Он тихо смеется. Она избавляется от улыбки и долго молчит, погружаясь в густое болото обиды. Ей внутренне всё хуже: муж говорит о возможности. Но ей плохо здесь, больно сейчас.
– Ну, чего мы мрачные, как туча? – Федор приближается к ней и обнимает за плечи.
– Ничего…
Федор прижимается лбом к ее виску и тихо шепчет сквозь локоны рыжих душистых волос:
– Я тебя люблю, рыжик. Помнишь ведь?
К ее груди вновь подступает боль. Ионна сгибается, будто нечто тянет ее вниз. Из легких вырывается горелый кашель – сухой и бескровный. Федор спокойно встает, находит таблетки, наливает воду в стакан и протягивает ей – пей.
Ионна отрицательно мотает головой, и Федор настаивает:
– Пей лекарство.
– Это не лекарство… – Поднимает на мужа жалостливые глаза. – Оно не лечит.
– Знаю.
– Оно делает вид, что лечит…
– Знаю.
– Зачем его пить?
– Оно продлит тебе жизнь.
– В теории.
– Пей, говорю.
– Я этим только боль продлеваю…
– Мне нужно время. – Он вкладывает таблетки в ее ладонь и отдает стакан. – Я не проведу реинкарнацию на неготовую основу.
Федор целует ее в щеку и собирается.
– Ты куда? – В ее голосе мелькает растерянность.
– Работать.
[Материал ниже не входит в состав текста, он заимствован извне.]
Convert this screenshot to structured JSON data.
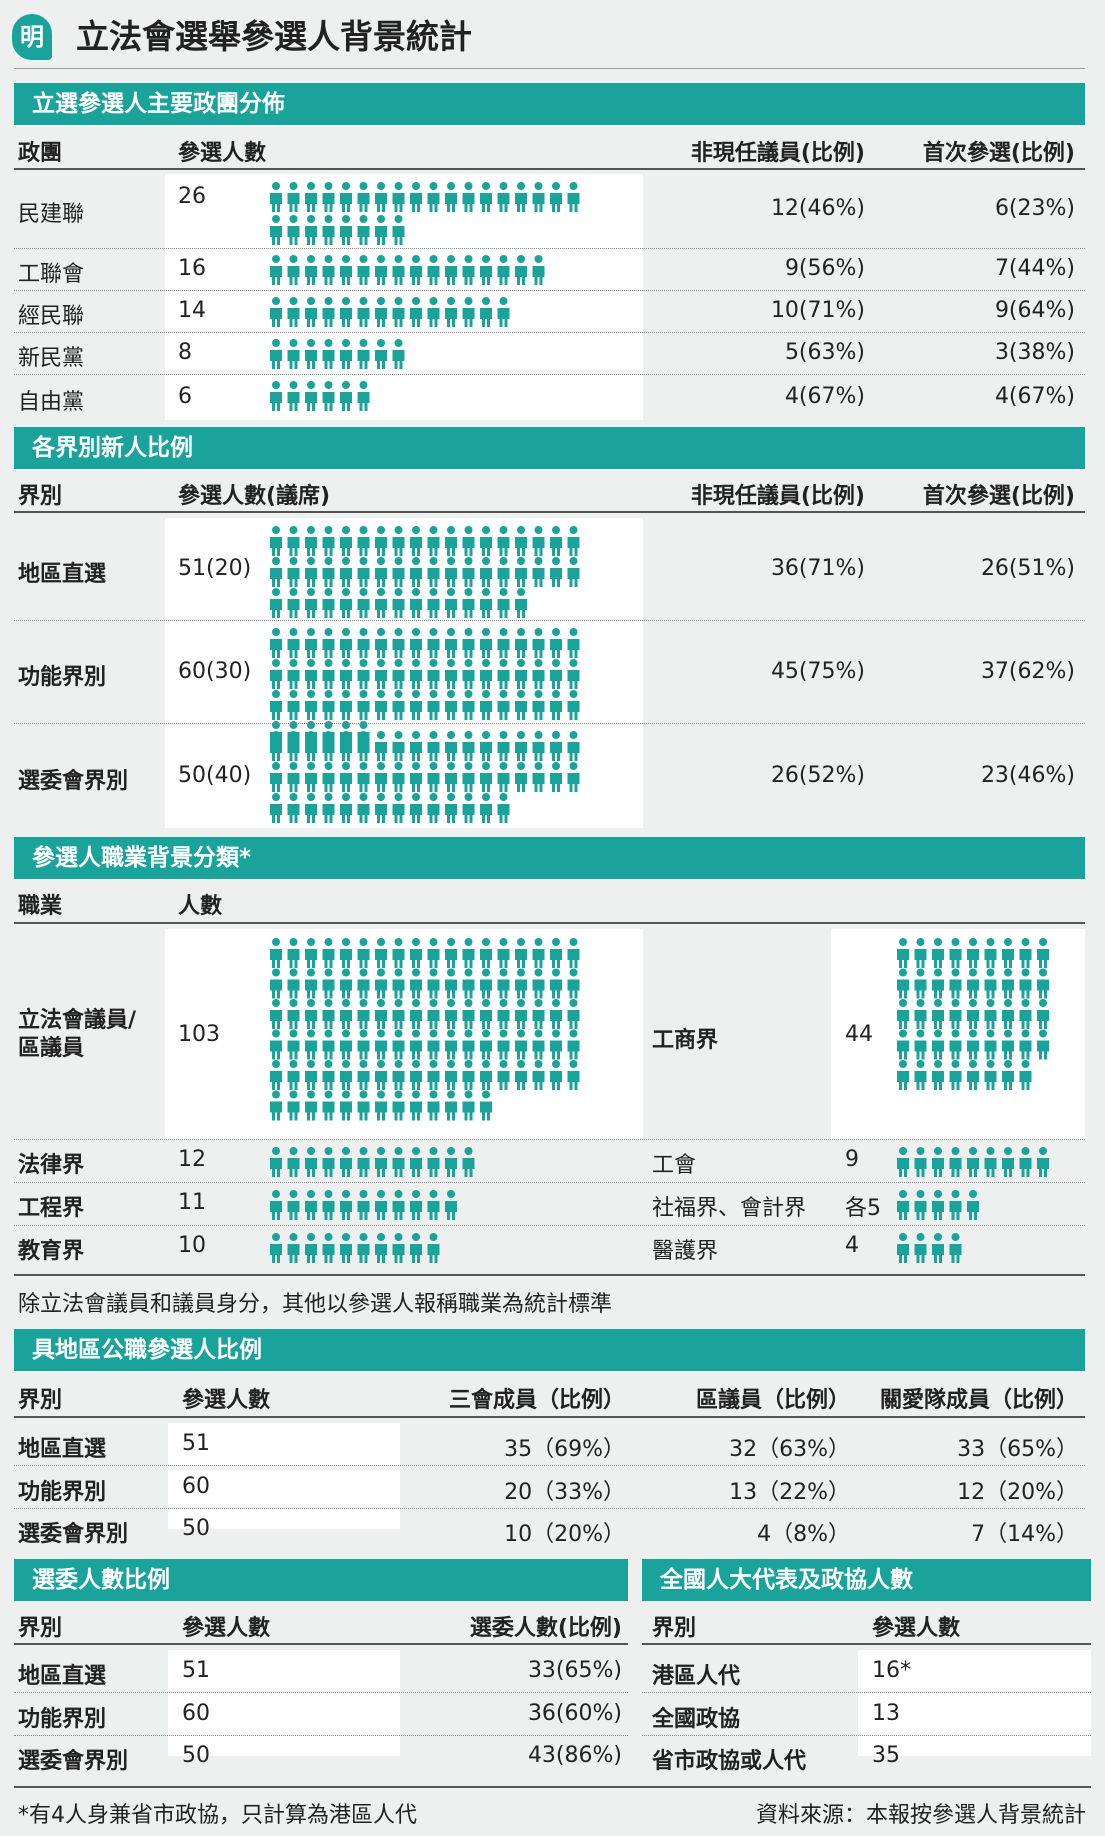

Ты же знаешь.
– Еще ночь…
Федор не отвечает, одевается и молча уходит – спешно, торопливо, словно убегая прочь. Ионна долго сидит одна в тишине, держа перед собой стакан с холодной водой и красные таблетки с улыбающимися смайликами. Выпивает их с верой, что ни продлят ей боль.
Мысленно говорит себе:
– Моя жизнь – моё ласковое страдание…
Сворачивается в позу зародыша на охладевшей кровати, прижимает к себе подушку мужа и накрывается одеялом с головой. Долго и беззвучно лежит, представляя себя умершей. Но боль в груди напоминает ей о жизни.
В одинокой тишине раздается тихий всхлип.